Nouveaux rythmes : le confort des enfants avant tout

Quatre jours et demi. Ce sera, à la rentrée de septembre 2013, le temps que durera une semaine pour un écolier rennais. La mise en place des nouveaux rythmes était à l’ordre du jour de la séance du Conseil municipal de Rennes du 15 avril 2013. Pierre Christen, conseiller municipal PRG délégué au sport et à la nutrition-santé, est intervenu afin de rappeler que l’essentiel devait être le confort des enfants, et non celui des adultes.

Monsieur le Maire,
Chers collègues,

La délibération dont nous sommes saisis ce soir est une des briques contribuant à bâtir cette école refondée que nous souhaitons majoritairement sur les bancs de cette assemblée.

La refondation de l’école, ce n’est pas un de ces éléments de langage qui aiment à ponctuer l’espace public. C’est au contraire un impératif, à la fois par rapport au caractère inégalitaire du système éducatif actuel, et également au regard de l’avenir que nous voulons proposer à la génération qui vient.

L’école ne se refondra pas en un jour, ni en une réforme. Mais la mise en place des nouveaux rythmes en est un des préalables. Rennes, ville éducatrice, a décidé de s’y engager dès la rentrée 2013. Nous saluons cette volonté, car elle est avant tout guidée par l’intérêt des enfants.

Les études scientifiques montrent que les rythmes actuels provoquent fatigue, surmenage et – au final – des difficultés chez les enfants. Les spécialistes s’accordent pour dire qu’il faut rétablir la semaine de quatre jours et demi abrogée brutalement par le gouvernement de droite en 2008. C’est, de notre point de vue, le seul argument qui vaut, si nous voulons faire de l’école de la République l’école de toutes les réussites.

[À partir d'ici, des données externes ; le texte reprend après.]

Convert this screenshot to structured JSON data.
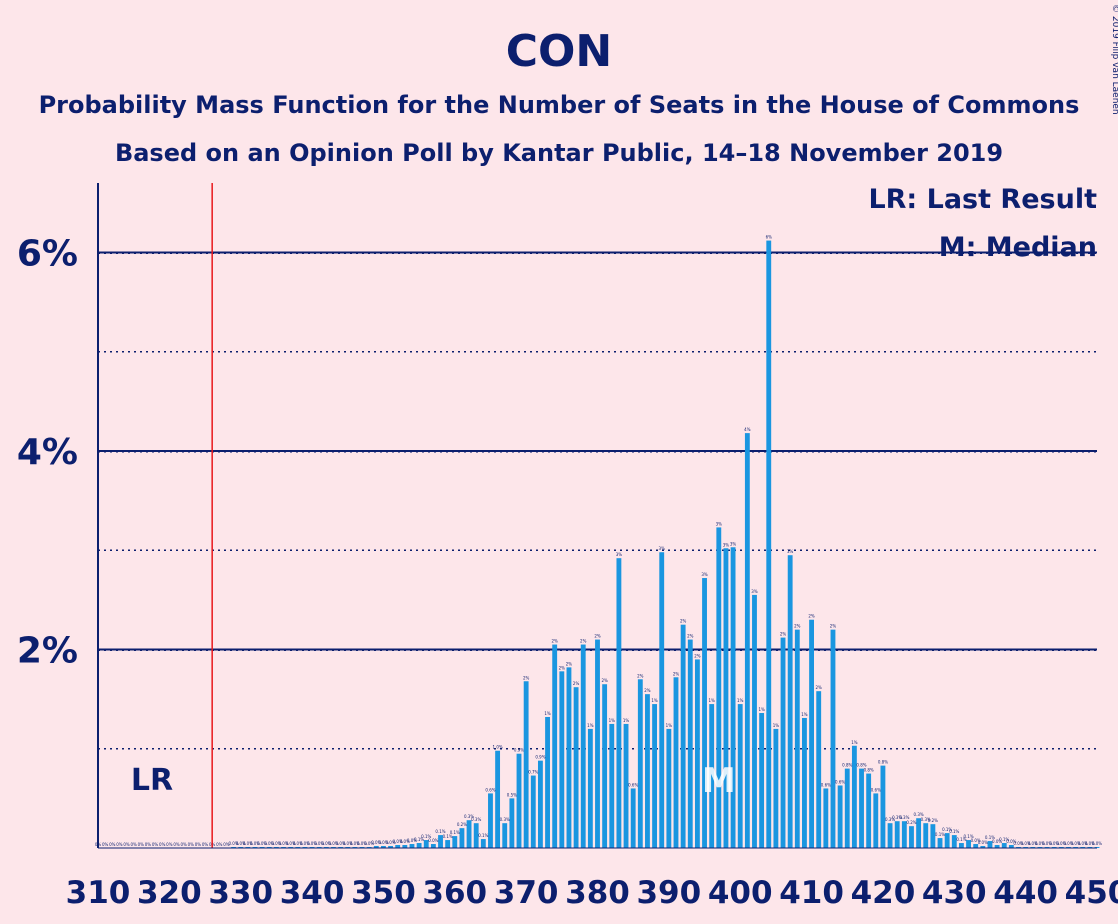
{
  "chart_data": {
    "type": "bar",
    "title": "CON",
    "subtitle1": "Probability Mass Function for the Number of Seats in the House of Commons",
    "subtitle2": "Based on an Opinion Poll by Kantar Public, 14–18 November 2019",
    "copyright": "© 2019 Filip van Laenen",
    "xlabel": "",
    "ylabel": "",
    "xlim": [
      310,
      450
    ],
    "ylim": [
      0,
      6.7
    ],
    "x_ticks": [
      310,
      320,
      330,
      340,
      350,
      360,
      370,
      380,
      390,
      400,
      410,
      420,
      430,
      440,
      450
    ],
    "y_ticks": [
      {
        "value": 2,
        "label": "2%"
      },
      {
        "value": 4,
        "label": "4%"
      },
      {
        "value": 6,
        "label": "6%"
      }
    ],
    "grid": true,
    "bar_color": "#1a96e0",
    "last_result": {
      "seat": 326,
      "label": "LR",
      "color": "#e8171c"
    },
    "median": {
      "seat": 397,
      "label": "M"
    },
    "legend": [
      "LR: Last Result",
      "M: Median"
    ],
    "legend_position": "top-right",
    "x": [
      310,
      311,
      312,
      313,
      314,
      315,
      316,
      317,
      318,
      319,
      320,
      321,
      322,
      323,
      324,
      325,
      326,
      327,
      328,
      329,
      330,
      331,
      332,
      333,
      334,
      335,
      336,
      337,
      338,
      339,
      340,
      341,
      342,
      343,
      344,
      345,
      346,
      347,
      348,
      349,
      350,
      351,
      352,
      353,
      354,
      355,
      356,
      357,
      358,
      359,
      360,
      361,
      362,
      363,
      364,
      365,
      366,
      367,
      368,
      369,
      370,
      371,
      372,
      373,
      374,
      375,
      376,
      377,
      378,
      379,
      380,
      381,
      382,
      383,
      384,
      385,
      386,
      387,
      388,
      389,
      390,
      391,
      392,
      393,
      394,
      395,
      396,
      397,
      398,
      399,
      400,
      401,
      402,
      403,
      404,
      405,
      406,
      407,
      408,
      409,
      410,
      411,
      412,
      413,
      414,
      415,
      416,
      417,
      418,
      419,
      420,
      421,
      422,
      423,
      424,
      425,
      426,
      427,
      428,
      429,
      430,
      431,
      432,
      433,
      434,
      435,
      436,
      437,
      438,
      439,
      440,
      441,
      442,
      443,
      444,
      445,
      446,
      447,
      448,
      449,
      450
    ],
    "values": [
      0,
      0,
      0,
      0,
      0,
      0,
      0,
      0,
      0,
      0,
      0,
      0,
      0,
      0,
      0,
      0,
      0,
      0,
      0,
      0.01,
      0.01,
      0.01,
      0.01,
      0.01,
      0.01,
      0.01,
      0.01,
      0.01,
      0.01,
      0.01,
      0.01,
      0.01,
      0.01,
      0.01,
      0.01,
      0.01,
      0.01,
      0.01,
      0.01,
      0.02,
      0.02,
      0.02,
      0.03,
      0.03,
      0.04,
      0.05,
      0.08,
      0.04,
      0.13,
      0.08,
      0.12,
      0.2,
      0.28,
      0.25,
      0.09,
      0.55,
      0.98,
      0.25,
      0.5,
      0.95,
      1.68,
      0.73,
      0.88,
      1.32,
      2.05,
      1.78,
      1.82,
      1.62,
      2.05,
      1.2,
      2.1,
      1.65,
      1.25,
      2.92,
      1.25,
      0.6,
      1.7,
      1.55,
      1.45,
      2.98,
      1.2,
      1.72,
      2.25,
      2.1,
      1.9,
      2.72,
      1.45,
      3.23,
      3.02,
      3.03,
      1.45,
      4.18,
      2.55,
      1.36,
      6.12,
      1.2,
      2.12,
      2.95,
      2.2,
      1.31,
      2.3,
      1.58,
      0.6,
      2.2,
      0.63,
      0.8,
      1.03,
      0.8,
      0.75,
      0.55,
      0.83,
      0.25,
      0.27,
      0.27,
      0.22,
      0.3,
      0.25,
      0.24,
      0.1,
      0.15,
      0.13,
      0.05,
      0.08,
      0.04,
      0.02,
      0.07,
      0.03,
      0.05,
      0.03,
      0.01,
      0.01,
      0.01,
      0.01,
      0.01,
      0.01,
      0.01,
      0.01,
      0.01,
      0.01,
      0.01,
      0.01
    ]
  }
}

Enfin, je voudrais souligner eu égard à ma délégation, que la mise en place des nouveaux rythmes pédagogiques sera l’occasion, à Rennes, d’élargir la pause méridienne afin de proposer de meilleures conditions pour la restauration, en particulier pour les enfants des maternelles soumis à deux services. L’élargissement des plages horaires consacrées aux activités périscolaires est une opportunité pour développer la continuité pédagogique, en renforçant les liens entre les partenaires éducatifs. Je pense notamment à la possibilité ainsi offerte de favoriser la pratique d’une activité physique et, dans le cadre du Projet Éducatif Local, de sensibiliser les enfants aux enjeux de la nutrition-santé.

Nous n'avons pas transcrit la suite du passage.